At 10:38 AM 02/15/2002 +0100, you wrote:
>yes, a tautology is something tautological!
>Id rather say:
>contrast means measuring how dark(-grey) black subjects/areas) will be
>and how light(grey) white areas/subjects will be reproduced, (good
contrast lense will
>reproduce black as black, not dark-/medium-grey, and white as white not
>and sharpness/resolution refers to the finest pattern reproduceable
disregarding the fact,
>that black has turned into 49.5%reflection and white has turned into 50.5%
>the finer the pattern got.
>The rest in fact is best seen in examples as in Zeiss's propaganda pamphlets.

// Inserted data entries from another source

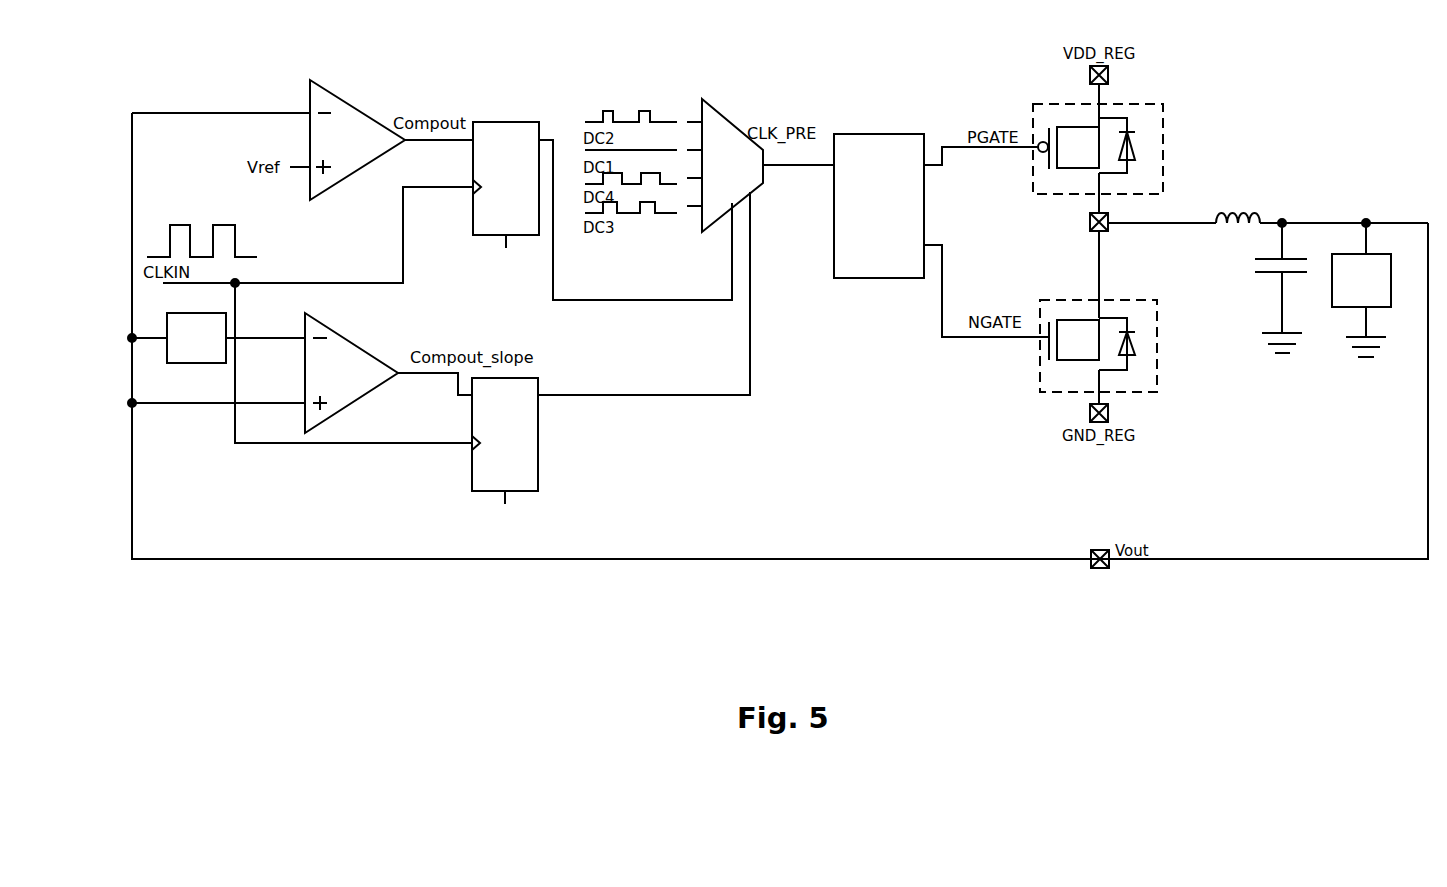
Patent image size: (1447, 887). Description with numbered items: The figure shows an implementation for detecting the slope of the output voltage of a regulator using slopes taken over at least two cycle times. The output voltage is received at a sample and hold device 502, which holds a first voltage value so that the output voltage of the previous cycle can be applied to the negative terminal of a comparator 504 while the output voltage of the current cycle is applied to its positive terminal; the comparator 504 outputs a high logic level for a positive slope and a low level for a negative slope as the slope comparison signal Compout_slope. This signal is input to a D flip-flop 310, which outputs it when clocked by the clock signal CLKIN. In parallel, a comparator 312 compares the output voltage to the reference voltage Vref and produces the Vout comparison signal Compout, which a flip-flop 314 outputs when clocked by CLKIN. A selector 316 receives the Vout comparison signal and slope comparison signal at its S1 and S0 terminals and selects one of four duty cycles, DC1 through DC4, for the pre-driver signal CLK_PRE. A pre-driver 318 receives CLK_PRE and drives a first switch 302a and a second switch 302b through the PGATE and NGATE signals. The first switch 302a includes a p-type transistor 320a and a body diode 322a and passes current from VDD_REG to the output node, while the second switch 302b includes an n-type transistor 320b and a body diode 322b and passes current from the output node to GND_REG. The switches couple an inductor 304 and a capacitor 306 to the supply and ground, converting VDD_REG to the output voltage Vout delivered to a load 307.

The comparator 312 is at (322, 80).
The flip-flop 314 is at (508, 121).
The selector 316 is at (708, 100).
The pre-driver 318 is at (884, 133).
The first switch 302a is at (1058, 96).
The p-type transistor 320a is at (1078, 127).
The body diode 322a is at (1163, 165).
The second switch 302b is at (1063, 298).
The n-type transistor 320b is at (1065, 362).
The body diode 322b is at (1130, 363).
The inductor 304 is at (1250, 205).
The capacitor 306 is at (1246, 269).
The load 307 is at (1381, 291).
The sample and hold device 502 is at (198, 363).
The comparator 504 is at (368, 343).
The flip-flop 310 is at (472, 480).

>Dirk-Roger Schmitt wrote:
>> o.k.
>> very easy.
>> You just need a graph of contrast vs spatial frequency or vs. spatial
>> wavelength for each lens to discuss differences.
>> That is the only way.
>> At 23:49 14.02.2002 -0800, you wrote:
>> >Okay all you optics nerds. Here yer chance to show some of us lesser
>> >scientific underlings a thing or two. My question is this-
>> >    What exactly is contrast,  and sharpness. Explain how they relate to
>> > each other in the context of  a discussion of a lens - (example - the
>> > differenc ebetween a id 50's Tessar, and a F series Type 4 Planar) -
>> >Roberto
>> >
  The spacial frequency or modulation transfer curves are important in
showing the differenc. A high contrast lens has good edge contrast, a very
similar effect to what is called acutance in film. A high resolution lens
may have lower edge contrast. Visually, the high contrast lens will look
sharper even though it will have lower resolution. 
  The high contrast lens will typically have an MTF curve which is fairly
flat up to some value of resolution and falls off quickly above that. The
high resolution lens may start falling off sooner but will fall off at a
lower rate so that, at some high value of resolution, it has greater
contrast than the high contrast lens.
  The energy distribution of the lens in the form of a strehl ratio, or
what in German is Light Mountain, shows the effect also. The high
resolution lens will have a narrow main peak but many side peaks. The high
contrast lens is apodized so that the main peak is somewhat wider but there
are no side peaks. This is probably a better measure of the effect than the
MTF curve. 
  The physical cause is the balance of diffraction and aberrations in the
lens. The spherical aberration curve with respect to image height can be
varied by the designer. It affects the maximum blur spot size. The
adjustment for minimum blur spot may result in zonal spherical. 
  Supposedly Zeiss and Leitz had different opinions as to what was the best
characteristic for pictorial photographic lenses. Also supposedly, Japanese
designers tend to compromise toward higher edge contrast and German
designers go for higher resolution. One would have to measure a number of
lenses to tell if any of this is true. 
  This is not new stuff. Kingslake illustrates it in a book on lenses he
wrote in 1948. _Lenses in Photography_ either edition, Rudolf Kingslake. 
  Generally, the better corrected a lens the better its contrast whatever
the compromise between contrast and resolution.